I didn't know where the story was headed. I was very disturbed by the Mayella part of the novel. That part affected me deeply. I spent a lot of time grinning about the Scout scenes. I didn't notice much in Atticus to be questioned. I liked (loved) that though it was enormously dangerous and certainly potentially damaging to his career, he stood up for what he believed was right. That's what I noticed about Atticus; that's what made him, for me, heroic. I liked to believe he was heroic. It made me feel happy to think such a man could exist. I was glad to believe in Atticus.

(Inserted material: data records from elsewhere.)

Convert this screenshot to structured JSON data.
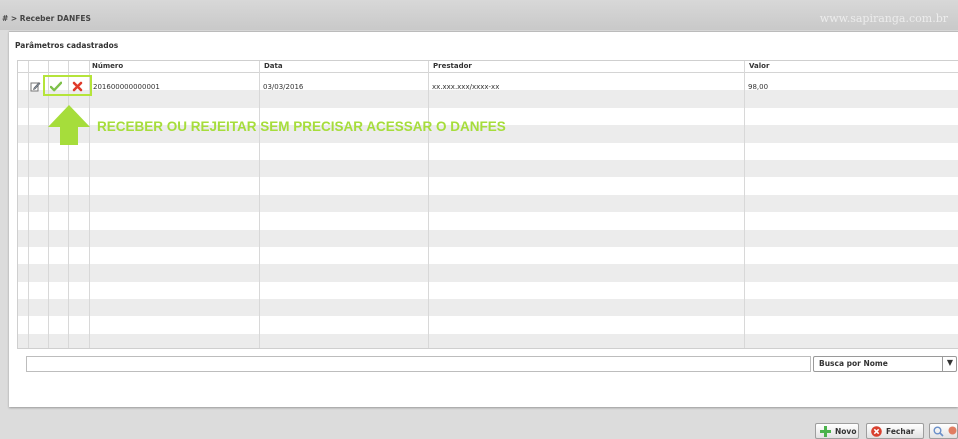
{
  "breadcrumb": "# > Receber DANFES",
  "watermark": "www.sapiranga.com.br",
  "panel": {
    "title": "Parâmetros cadastrados"
  },
  "table": {
    "columns": [
      "Número",
      "Data",
      "Prestador",
      "Valor"
    ],
    "rows": [
      {
        "numero": "201600000000001",
        "data": "03/03/2016",
        "prestador": "xx.xxx.xxx/xxxx-xx",
        "valor": "98,00"
      }
    ]
  },
  "annotation": "RECEBER OU REJEITAR SEM PRECISAR ACESSAR O DANFES",
  "search": {
    "value": "",
    "select_label": "Busca por Nome"
  },
  "buttons": {
    "novo": "Novo",
    "fechar": "Fechar"
  },
  "colors": {
    "accent": "#a6dd3b",
    "approve": "#7ec04a",
    "reject": "#e03a2a"
  },
  "icons": [
    "edit-icon",
    "check-icon",
    "reject-icon",
    "arrow-up-icon",
    "plus-icon",
    "close-icon",
    "chevron-down-icon"
  ]
}
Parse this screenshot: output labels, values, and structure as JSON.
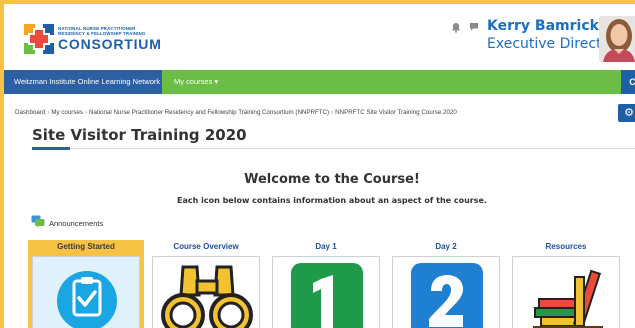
{
  "header": {
    "logo_line1": "NATIONAL NURSE PRACTITIONER",
    "logo_line2": "RESIDENCY & FELLOWSHIP TRAINING",
    "logo_name": "CONSORTIUM",
    "user_name": "Kerry Bamrick",
    "user_role": "Executive Director",
    "icons": [
      "bell-icon",
      "chat-icon"
    ]
  },
  "nav": {
    "home": "Weitzman Institute Online Learning Network",
    "my_courses": "My courses ▾",
    "right_label": "C"
  },
  "breadcrumb": [
    "Dashboard",
    "My courses",
    "National Nurse Practitioner Residency and Fellowship Training Consortium (NNPRFTC)",
    "NNPRFTC Site Visitor Training Course 2020"
  ],
  "page_title": "Site Visitor Training 2020",
  "content": {
    "welcome": "Welcome to the Course!",
    "subtitle": "Each icon below contains information about an aspect of the course.",
    "announcements": "Announcements"
  },
  "tiles": [
    {
      "label": "Getting Started",
      "icon": "clipboard-check-icon",
      "active": true
    },
    {
      "label": "Course Overview",
      "icon": "binoculars-icon",
      "active": false
    },
    {
      "label": "Day 1",
      "icon": "number-1-icon",
      "active": false
    },
    {
      "label": "Day 2",
      "icon": "number-2-icon",
      "active": false
    },
    {
      "label": "Resources",
      "icon": "books-icon",
      "active": false
    }
  ],
  "colors": {
    "frame": "#f6c344",
    "nav_green": "#6bbd45",
    "nav_blue": "#2c5fa3",
    "link_blue": "#1a6fc4",
    "day1_green": "#1e9a4a",
    "day2_blue": "#1f7fd0"
  }
}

I wasn't going to read Watchman when I heard about it. I had an idea that Ms. Lee had been treated badly by someone, that her early draft of Mockingbird had been stolen from her after her sister's death, that they'd published the thing against her wishes because she was incapacitated by age. To me the whole thing stank of abuse. Then I read that she was expressing sorrow at this reaction among readers of Mockingbird, and that the state had investigated charges of abuse, and that she'd been found lucid, and I was ashamed of myself for having so quickly dismissed her work. I still couldn't be sure if it was her own idea to publish Watchman or someone else's, but I decided (personally, within my own conscious) that it would be a greater crime to refuse to read her words than to risk reading them on the off-chance that she'd intended them to remain unpublished.
I came away from Watchman strongly impacted. I felt that the timing was intentional on Lee's part: publication came shortly after Ferguson. I felt (instinctively) that Lee was attempting to defy the "hero" following Atticus had carried for fifty years by publishing Watchman, and that she was challenging people to stop blindly rallying behind him and see him for what he was.
I don't consider Watchman great literature. (I do know enough about literature to say that!) It's a draft, and clumsy in places, but it is the book she initially intended to publish. I don't think it's a good book on its own, but it complicates Mockingbird and certainly validates Dill's claim that Atticus is a racist.
Thomas Jefferson was a racist too. I absolutely loved him once upon a time, as I loved Atticus. A good egg, I thought. I was disturbed, as some are disturbed by the "fall of Atticus," when I realized that this legend of a figure who fought for our freedom during the Revolution, owned slaves. I actually wrestled over it for quite a while a few years ago. Silly perhaps. I take my history seriously, and I began an exploration of the man to try to reconcile my prior idea of him with the knowledge that when he fought for freedom, he really only meant freedom for men, who were white. And had money enough to own property. No one told me that in school.
Is Lee directly tackling this concept in her novels -- the idea that we see what we want to see, when beneath the surface there is racism (in her father) or deep kindness (in Boo), or an enormous story we cannot see (in Mayella)? I don't know? I've said I have no idea if the book is great literature, and I am perhaps too close to it to assess it clinically. But she knew when wrote Atticus in To Kill a Mockingbird that he was a racist. She knew it, though we didn't. And some part of me says she intended that to be implicit -- that it is part of the point. That we are meant to see it. That America has failed to see it.
Perhaps Lee was a raging racist and has pulled the wool over everyone's eyes in America, and the book is acting as propaganda and infecting the children. Or perhaps the book is set in a racist town, and the theme rises above that. Perhaps it is being taught in schools as the legend of Thomas Jefferson was taught. I'll have to reread To Kill a Mockingbird one of these days, to see what I think still further.
But Dill, you raise some piping good questions, and I appreciate the sturdy slap to the face coupled with direct quotations from the novel. Well said, truly.